Un’altra delle opzioni, invece, è che l’Iran scelga di reagire con un attacco di scala superiore: per esempio prendendo di mira più aggressivamente le basi militari statunitensi nella regione – solo in Medio Oriente sono circa una ventina – oppure le navi militari o commerciali di passaggio nel Golfo Persico, un tratto di oceano Indiano sul quale si affacciano sia l’Iran sia vari paesi alleati degli Stati Uniti, come l’Arabia Saudita.

Sul Guardian il giornalista Julian Borger fa notare che mentre il regime sta esaurendo le sue riserve di missili balistici, con cui nei giorni scorsi ha bombardato le città israeliane, «ha ancora un arsenale formidabile di missili a corto raggio e droni», che potrebbe usare per colpire obiettivi statunitensi. Il Washington Post stima che oggi siano presenti in Medio Oriente «decine di migliaia di soldati statunitensi». È possibile però che nei giorni scorsi l’esercito statunitense abbia evacuato diverse delle proprie basi, in previsione dell’attacco sui siti nucleari iraniani.

Nel caso l’Iran riuscisse ad attaccare basi o navi statunitensi e a ferire o uccidere dei cittadini statunitensi, toccherà agli Stati Uniti decidere cosa fare: se cioè proseguire gli attacchi, come Trump ha minacciato esplicitamente di fare in caso di una ritorsione del genere, oppure a sua volta compiere una ritorsione di facciata. Dipenderà probabilmente anche dalla scala dell’eventuale attacco iraniano e delle sue conseguenze: dovessero esserci statunitensi uccisi, è plausibile che Trump risponda con ancora più forza.

Oltre alle ritorsioni militari, l’Iran potrebbe deciderne di economiche. Secondo i media iraniani, il parlamento ha autorizzato la chiusura dello stretto di Hormuz, che per diventare effettiva dovrà essere approvata anche dal Consiglio supremo di sicurezza iraniano.
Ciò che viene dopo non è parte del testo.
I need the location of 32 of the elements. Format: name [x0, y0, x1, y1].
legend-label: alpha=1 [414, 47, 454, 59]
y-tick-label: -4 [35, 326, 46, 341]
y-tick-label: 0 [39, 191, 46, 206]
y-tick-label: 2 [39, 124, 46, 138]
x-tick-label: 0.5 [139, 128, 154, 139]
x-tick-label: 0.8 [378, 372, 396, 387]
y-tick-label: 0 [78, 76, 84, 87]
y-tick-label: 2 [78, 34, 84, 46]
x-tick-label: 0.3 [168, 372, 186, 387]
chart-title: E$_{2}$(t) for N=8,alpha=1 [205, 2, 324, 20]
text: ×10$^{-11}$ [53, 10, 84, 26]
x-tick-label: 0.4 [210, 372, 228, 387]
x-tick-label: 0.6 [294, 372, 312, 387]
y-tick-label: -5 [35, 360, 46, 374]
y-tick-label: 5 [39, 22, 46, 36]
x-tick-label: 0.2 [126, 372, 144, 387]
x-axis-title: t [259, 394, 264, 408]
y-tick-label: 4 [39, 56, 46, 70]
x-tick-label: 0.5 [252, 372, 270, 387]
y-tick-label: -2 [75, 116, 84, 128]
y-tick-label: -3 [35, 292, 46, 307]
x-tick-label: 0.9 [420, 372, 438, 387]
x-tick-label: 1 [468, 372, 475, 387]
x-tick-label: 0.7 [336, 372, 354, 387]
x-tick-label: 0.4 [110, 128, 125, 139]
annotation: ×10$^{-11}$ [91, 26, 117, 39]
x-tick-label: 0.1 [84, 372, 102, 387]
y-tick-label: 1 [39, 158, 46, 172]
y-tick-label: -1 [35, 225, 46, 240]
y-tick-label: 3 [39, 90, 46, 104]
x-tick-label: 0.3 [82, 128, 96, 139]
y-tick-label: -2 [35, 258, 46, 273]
Lo stretto divide l’Iran dalla penisola araba e ci passa un quarto del petrolio mondiale.

Per questo l’eventualità di una sua chiusura, oltre al fatto che l’Iran è uno dei principali paesi produttori di idrocarburi, ha già causato timori legati all’approvvigionamento di petrolio e fatto aumentare il suo prezzo sui mercati. Se effettiva, però, la chiusura danneggerebbe anche l’Iran, visto che le esportazioni di idrocarburi sono una fonte importante di entrate per il regime.

Altre opzioni sembrano per ora piuttosto improbabili: sia un rinnovato impegno dell’Iran a riprendere i negoziati sul proprio programma nucleare (che stavano andando avanti da settimane prima che Israele decidesse di compiere un enorme attacco contro l’Iran, giovedì 12 giugno); sia una sollevazione dei leader militari o della popolazione iraniana contro il regime, di cui al momento non c’è alcuna avvisaglia.